Notre situation concernant la sécurité ici ne nous permet pas d’aller à l’hôpital à moins qu’il y ait urgence. Je te prie donc de prendre en charge tous tes besoins médicaux, et particulièrement dentaires, et garde les ordonnances après avoir eu les médicaments, ainsi tu pourras réutiliser les ordonnances quand tu viendras à nous, si Dieu le veut, quand ce sera nécessaire. Je prie pour ta santé et ta stabilité. Il est également d’une importance capitale que, pour des questions de sécurité, tu apprennes à parler ourdou et pachto. Ta présence parmi les familles de la région t’aidera à apprendre. J’espère que tu y travailles sérieusement. […]

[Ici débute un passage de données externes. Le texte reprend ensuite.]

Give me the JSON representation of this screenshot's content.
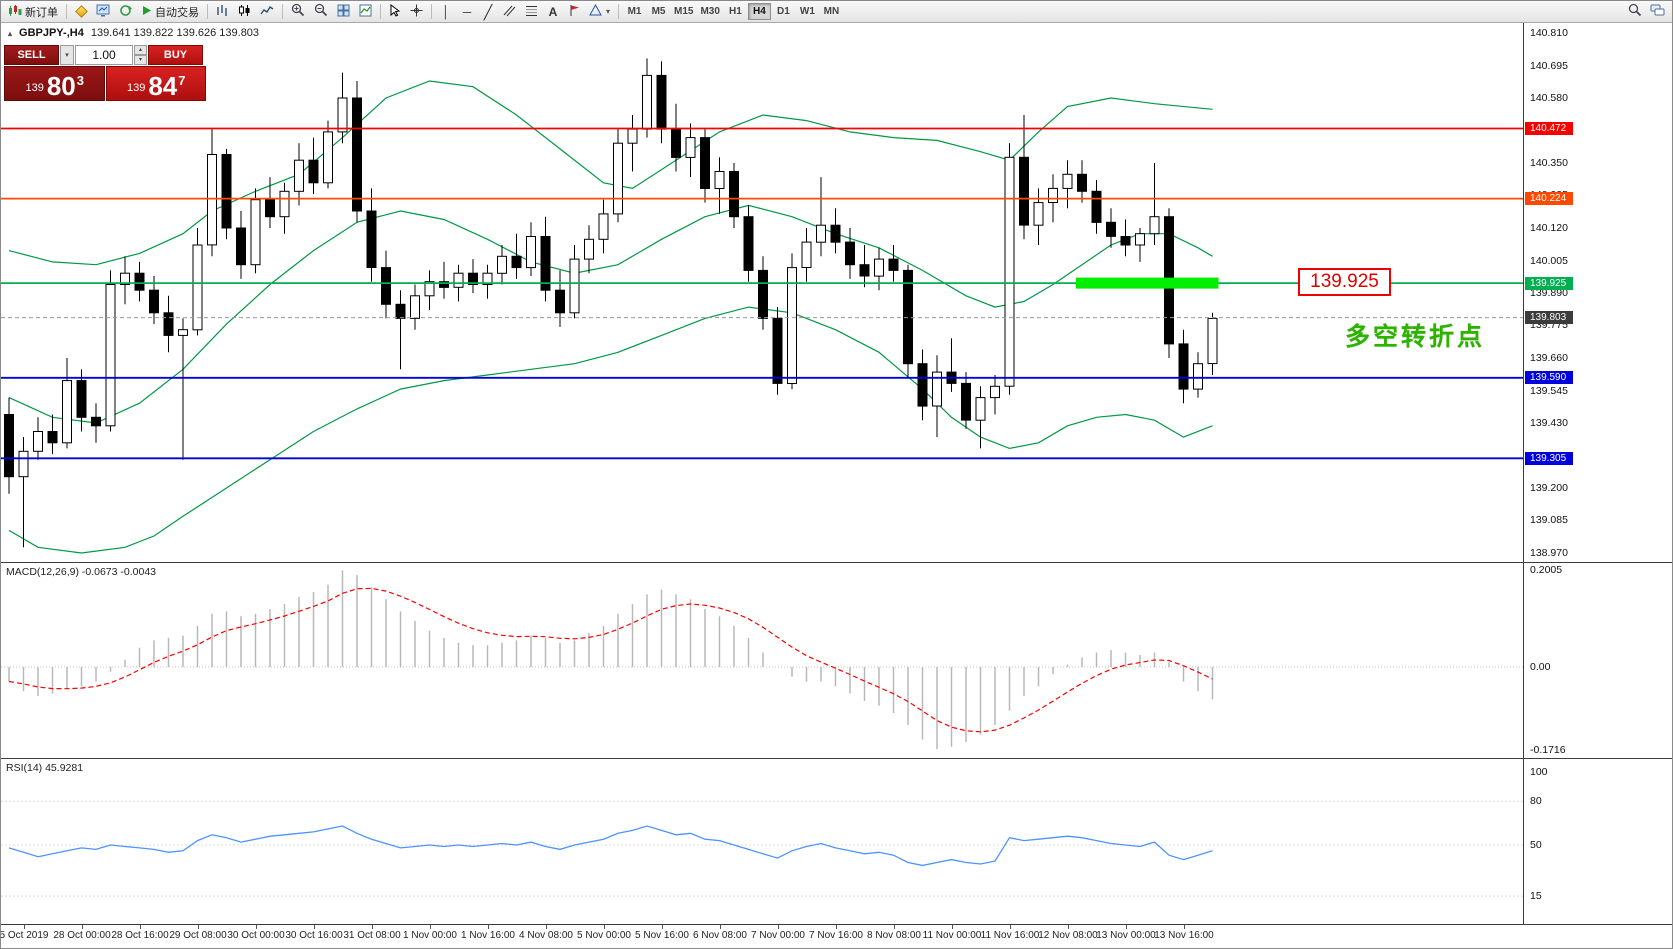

J’ai appris il y a quelques jours que Time Magazine avait rapporté la libération de certains de nos frères détenus en Iran dont trois membres de ma famille. Il est possible qu’il s’agisse de ‘Uthman, Muhammad et Fatima. […]

En conclusion, j’aimerais savoir si tu es en bonne santé. Séjournes-tu dans un endroit confortable ? As-tu du chauffage ? Restes-tu avec une famille arabe ou avec des gens de la région ?

Sache que si tu n’es pas à l’aise, tu peux te tourner vers les gens avec qui tu étais avant de venir me voir dans les montagnes la dernière fois, pendant que je travaillerai à ce qu’Hamza puisse venir te voir soit là-bas, soit où tu résides actuellement si tu décides d’y rester.

Je prie pour que Dieu te protège et facilite notre rencontre. Il peut tout. Tout le monde attend ton arrivée ici, et ils t’envoient leurs meilleurs souvenirs, notamment Safiyah et ses frères et sœurs, et ‘Abdallah et sa famille.

Que la paix et les bénédictions soient avec toi.

Abu-‘Abdallah

Monday, 28 Muharram 1432.

Trouve ci-joints à cette lettre des modestes présents pour le froid et 25 000 roupies pour tes dépenses en cette période.